Maryland’s AP program has been fueled by a partnership between MSDE and the College Board, which has brought expertise into schools without a history in AP participation. The result is that Maryland now has the highest percentage of schools offering AP in four core subject areas. Nearly seven in ten Maryland high schools (68 percent) offer AP in four core subjects, compared to the national average of 33.9 percent.
“Our partnership with the College Board has resulted in a more rigorous curriculum for more Maryland students,” said Dr. Grasmick. “This helps us meet our goal of graduating more students who are ready for college or the workforce.”
Participation also is increasing in other assessment programs. Public school student participation in the SAT grew by 4.7 percent in 2010, with increases in all ethnic groups. Meanwhile, the increase in participation on the ACT exam has been pronounced.

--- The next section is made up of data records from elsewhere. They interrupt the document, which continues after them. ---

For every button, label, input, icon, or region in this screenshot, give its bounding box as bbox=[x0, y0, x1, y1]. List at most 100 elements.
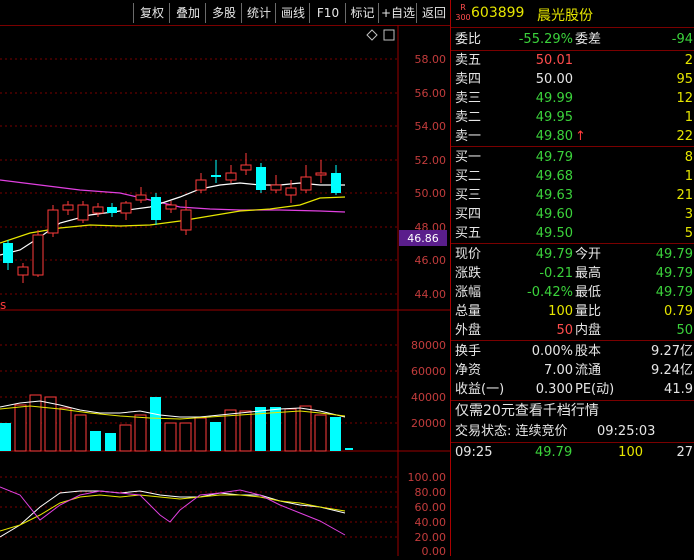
bid-volume: 8 bbox=[684, 150, 693, 165]
promo-row[interactable]: 仅需20元查看千档行情 bbox=[451, 402, 694, 421]
ask-row: 卖三 49.99 12 bbox=[451, 89, 694, 108]
divider bbox=[451, 146, 694, 147]
bid-price: 49.68 bbox=[535, 169, 573, 184]
volume-bar bbox=[90, 431, 101, 451]
osc-axis-label: 40.00 bbox=[415, 516, 447, 529]
bid-label: 买三 bbox=[455, 188, 482, 203]
ask-price: 49.95 bbox=[535, 110, 573, 125]
toolbar-f10-button[interactable]: F10 bbox=[309, 3, 346, 23]
stat-value: 50 bbox=[676, 323, 693, 338]
weibi-value: -55.29% bbox=[518, 32, 573, 47]
weicha-label: 委差 bbox=[575, 32, 602, 47]
badge-r: R bbox=[460, 3, 466, 12]
volume-axis-label: 20000 bbox=[411, 417, 446, 430]
ask-volume: 95 bbox=[676, 72, 693, 87]
kline-chart: 58.00 56.00 54.00 52.00 50.00 48.00 46.0… bbox=[0, 25, 450, 558]
toolbar-draw-line-button[interactable]: 画线 bbox=[275, 3, 310, 23]
volume-bar bbox=[330, 417, 341, 451]
candle-body bbox=[240, 164, 252, 171]
stat-row: 涨幅 -0.42% 最低 49.79 bbox=[451, 283, 694, 302]
ask-row: 卖五 50.01 2 bbox=[451, 51, 694, 70]
toolbar-back-button[interactable]: 返回 bbox=[416, 3, 451, 23]
stat-value: 0.00% bbox=[531, 344, 573, 359]
stat-label: 今开 bbox=[575, 247, 602, 262]
stock-name: 晨光股份 bbox=[537, 8, 593, 24]
candle-body bbox=[285, 187, 297, 196]
bid-volume: 1 bbox=[684, 169, 693, 184]
volume-bar bbox=[134, 414, 147, 452]
stat-label: 涨跌 bbox=[455, 266, 482, 281]
candle-body bbox=[180, 209, 192, 231]
volume-bar bbox=[284, 408, 297, 452]
price-axis-label: 50.00 bbox=[415, 187, 447, 200]
ask-price: 50.01 bbox=[535, 53, 573, 68]
stat-value: 49.79 bbox=[655, 247, 693, 262]
bid-volume: 5 bbox=[684, 226, 693, 241]
stat-label: 现价 bbox=[455, 247, 482, 262]
candle-body bbox=[17, 266, 29, 276]
tick-row: 09:25 49.79 100 27 bbox=[451, 443, 694, 462]
toolbar-mark-button[interactable]: 标记 bbox=[345, 3, 379, 23]
promo-link[interactable]: 仅需20元查看千档行情 bbox=[455, 402, 599, 421]
price-axis-label: 46.00 bbox=[415, 254, 447, 267]
stat-value: 100 bbox=[548, 304, 573, 319]
divider bbox=[451, 400, 694, 401]
ask-price: 49.99 bbox=[535, 91, 573, 106]
tick-time: 09:25 bbox=[455, 445, 493, 460]
candle-body bbox=[92, 206, 104, 214]
stat-value: 50 bbox=[556, 323, 573, 338]
diamond-icon[interactable] bbox=[366, 29, 378, 41]
price-axis-label: 56.00 bbox=[415, 87, 447, 100]
toolbar-add-watchlist-button[interactable]: +自选 bbox=[378, 3, 417, 23]
volume-bar bbox=[179, 422, 192, 452]
status-row: 交易状态: 连续竞价 09:25:03 bbox=[451, 422, 694, 441]
candle-body bbox=[135, 194, 147, 201]
candle-body bbox=[77, 204, 89, 221]
ask-label: 卖三 bbox=[455, 91, 482, 106]
price-axis-label: 44.00 bbox=[415, 288, 447, 301]
divider bbox=[451, 243, 694, 244]
bid-price: 49.79 bbox=[535, 150, 573, 165]
stat-value: 0.79 bbox=[664, 304, 693, 319]
ask-label: 卖四 bbox=[455, 72, 482, 87]
bid-price: 49.63 bbox=[535, 188, 573, 203]
toolbar-statistics-button[interactable]: 统计 bbox=[241, 3, 276, 23]
stat-row: 外盘 50 内盘 50 bbox=[451, 321, 694, 340]
toolbar-overlay-button[interactable]: 叠加 bbox=[169, 3, 206, 23]
bid-row: 买一 49.79 8 bbox=[451, 148, 694, 167]
volume-bar bbox=[44, 396, 57, 452]
volume-bar bbox=[270, 407, 281, 451]
stat-label: 净资 bbox=[455, 363, 482, 378]
bid-label: 买四 bbox=[455, 207, 482, 222]
expand-box-icon[interactable] bbox=[383, 29, 395, 41]
bid-price: 49.60 bbox=[535, 207, 573, 222]
ask-price: 50.00 bbox=[535, 72, 573, 87]
bid-label: 买二 bbox=[455, 169, 482, 184]
volume-bar bbox=[59, 407, 72, 452]
candle-body bbox=[107, 207, 117, 213]
stat-label: 换手 bbox=[455, 344, 482, 359]
osc-magenta-line bbox=[0, 486, 346, 536]
stat-value: 49.79 bbox=[655, 285, 693, 300]
stat-value: 41.9 bbox=[664, 382, 693, 397]
stat-label: 最高 bbox=[575, 266, 602, 281]
stat-value: -0.42% bbox=[527, 285, 573, 300]
index-badge: R 300 bbox=[455, 3, 471, 25]
stat-label: 量比 bbox=[575, 304, 602, 319]
volume-bar bbox=[105, 433, 116, 451]
candle-body bbox=[62, 204, 74, 211]
toolbar-restore-rights-button[interactable]: 复权 bbox=[133, 3, 170, 23]
ask-volume: 22 bbox=[676, 129, 693, 144]
osc-axis-label: 0.00 bbox=[422, 545, 447, 556]
divider bbox=[451, 340, 694, 341]
ask-volume: 2 bbox=[684, 53, 693, 68]
toolbar-multi-stock-button[interactable]: 多股 bbox=[205, 3, 242, 23]
stat-label: 最低 bbox=[575, 285, 602, 300]
stat-value: 9.27亿 bbox=[651, 344, 693, 359]
volume-bar bbox=[299, 405, 312, 452]
stat-value: 9.24亿 bbox=[651, 363, 693, 378]
volume-axis-label: 60000 bbox=[411, 365, 446, 378]
kline-chart-area[interactable]: 58.00 56.00 54.00 52.00 50.00 48.00 46.0… bbox=[0, 25, 450, 558]
bid-label: 买五 bbox=[455, 226, 482, 241]
bid-row: 买五 49.50 5 bbox=[451, 224, 694, 243]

The number of Maryland students taking the ACT exam increased 9.4 percent in 2010, and has jumped from 7,758 students in 2006 to 11,924 this year.
Scores on the SAT Reasoning Test nationwide were altered when the tests were redesigned in 2005 by the College Board. Changes to the test included the addition of a writing section, third year college preparatory mathematics, and a critical reading section—altering what once was a verbal segment. Once scored on a 1600-point scale, the 2400-point test now takes nearly four hours to complete.
Not from Here says
How is a five-point increase on a 2400 point test a “broad gain”? Insignificant increase would be more accurate.
It’s a five point increase in the mean score; that’s a very different thing than a five point increase for an individual. Those means, by the way, are for all Maryland schools, public and private. The means for just Maryland public schools are 1478 in 2009 and 1485 in 2010.
An average, or mean, only tells a partial story without the standard deviation of the distribution. I have to agree with Not From Here that 5 points, a two-tenths of a percent increase, doesn’t seem like very much. However, if the annual increase has only been at most 1 or 2 points for the last ten years, 5 would be quite something.
Note to The Dagger editors; it would help if you had a link to the raw data in stories like this.
I’m not saying I don’t agree with you that these ‘gains’ aren’t anything I’d be partying about. I’m just saying that statistically speaking, with the sample size of over 46,000, a difference of 5 points in the mean is statistically significant. So technically Grasmick and O’Malley can claim that MD students have made a significant improvement over last year’s scores, and they’ll have a statistical analysis to back up the claim, if you just blindly look at the numbers that are spit out. Then again with that large of a sample size, almost any increase could be considered statistically significant without lowering the significance level too much if any at all.
You know they’re really pushing things when you read that critical reading “jumped one point.” Did one point really require a jump? I think maybe a stumble would get you one point or maybe even a random movement.
I think 5 points is significant when you consider how much extra studying it could take for someone to increase their score enough to hit their target back when you were in school. It’s good to hear that there was an increase, even of 5 points. It wasn’t that long ago when they reported that scores were down in Maryland if I remember correctly (2 years ago or something like that) or was it just Harford County; one of them. Sure they’re sensationalizing it a bit, but it wouldn’t be true to news as we know it if they didn’t.